Sleep No More is a genre-bending horror fantasy that celebrated its world premiere on February 14, 2026, as part of the Berlinale Special Midnight program. Set within the claustrophobic and decaying environment of a Jakarta wig factory, the story explores the intersection of social allegory and body horror through the lens of two sisters investigating their mother’s mysterious death. The film is a significant five-country co-production involving Indonesia, Singapore, Japan, Germany, and France, marking director Edwin’s first venture into the horror genre. While it has toured international film festivals, it is primarily available through theatrical releases in participating regions and through specialized genre film distributors.
Where to Watch Sleep No More (2026) Online
Full Credits
Title: Sleep No More (Original Title: Monster Pabrik Rambut)
Distributor: Palari Films (Indonesia), Showbox Corp. (International)
Release date: February 14, 2026 (World Premiere at Berlinale)

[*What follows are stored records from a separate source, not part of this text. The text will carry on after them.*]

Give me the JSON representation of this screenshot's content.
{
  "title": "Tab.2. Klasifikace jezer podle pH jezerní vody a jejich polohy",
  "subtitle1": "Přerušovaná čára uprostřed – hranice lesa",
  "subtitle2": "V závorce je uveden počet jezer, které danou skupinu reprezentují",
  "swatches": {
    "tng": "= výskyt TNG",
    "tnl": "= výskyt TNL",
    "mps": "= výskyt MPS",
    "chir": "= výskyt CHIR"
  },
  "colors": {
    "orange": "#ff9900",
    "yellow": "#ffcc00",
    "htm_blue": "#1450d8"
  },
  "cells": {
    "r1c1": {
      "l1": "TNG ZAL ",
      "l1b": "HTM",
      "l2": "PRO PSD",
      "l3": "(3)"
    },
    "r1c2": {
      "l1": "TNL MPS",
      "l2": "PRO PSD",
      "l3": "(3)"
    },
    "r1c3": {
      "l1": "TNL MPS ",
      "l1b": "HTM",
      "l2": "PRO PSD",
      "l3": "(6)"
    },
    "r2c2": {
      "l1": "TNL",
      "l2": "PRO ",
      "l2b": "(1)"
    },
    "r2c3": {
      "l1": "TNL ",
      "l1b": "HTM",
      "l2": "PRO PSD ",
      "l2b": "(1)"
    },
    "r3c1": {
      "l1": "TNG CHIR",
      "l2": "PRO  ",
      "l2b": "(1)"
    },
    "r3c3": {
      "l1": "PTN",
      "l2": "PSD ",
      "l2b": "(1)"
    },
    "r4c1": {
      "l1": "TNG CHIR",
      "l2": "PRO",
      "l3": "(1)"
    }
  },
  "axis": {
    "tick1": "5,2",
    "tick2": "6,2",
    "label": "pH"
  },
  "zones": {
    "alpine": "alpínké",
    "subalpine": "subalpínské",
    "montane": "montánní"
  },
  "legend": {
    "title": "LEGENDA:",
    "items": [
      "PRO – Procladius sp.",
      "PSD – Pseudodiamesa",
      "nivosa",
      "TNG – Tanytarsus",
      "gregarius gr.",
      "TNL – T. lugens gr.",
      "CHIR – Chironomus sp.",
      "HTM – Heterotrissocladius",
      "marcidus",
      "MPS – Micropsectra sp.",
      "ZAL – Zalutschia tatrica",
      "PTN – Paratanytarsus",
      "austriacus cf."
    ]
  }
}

Rating: NR (Not Rated/Genre: Horror Fantasy)
Running time: 96 minutes
Director: Edwin
Writers: Eka Kurniawan, Edwin, Daishi Matsunaga
Producers and Executive Producers: Meiske Taurisia, Muhammad Zaidy, Iqbaal Ramadhan, Dian Sastrowardoyo
Cast: Rachel Amanda, Lutesha, Iqbaal Ramadhan, Didik Nini Thowok, Sal Priadi, Luqman ‘Kev’ Hakim
Director of Photography (Cinematographer): Akiko Ashizawa
Editors: Daniel Hui
Composer: Hiroyuki Nagashima
The Review
Sleep No More
Sleep No More functions as a visceral indictment of the predatory nature of modern labor. Edwin transforms the mundane horror of the night shift into a grotesque carnival of practical gore and capitalist absurdity. The film occasionally stumbles through tonal inconsistencies and uneven pacing. The tactile quality of its handmade monsters provides a refreshing counterpoint to the sterile landscapes of digital cinema. It remains a messy, loud, and effective piece of industrial satire for those who prefer their social commentary served with a side of severed limbs.
PROS
- Tangible physical effects and handmade creature designs.
- Sharp satirical focus on predatory labor practices and corporate mantras.
- Strong, oppressive industrial atmosphere.
CONS
- Erratic tonal shifts between grim horror and kitsch comedy.
- Slowed pacing during the mid-section of the story.
- Detached character motivations that hinder emotional investment.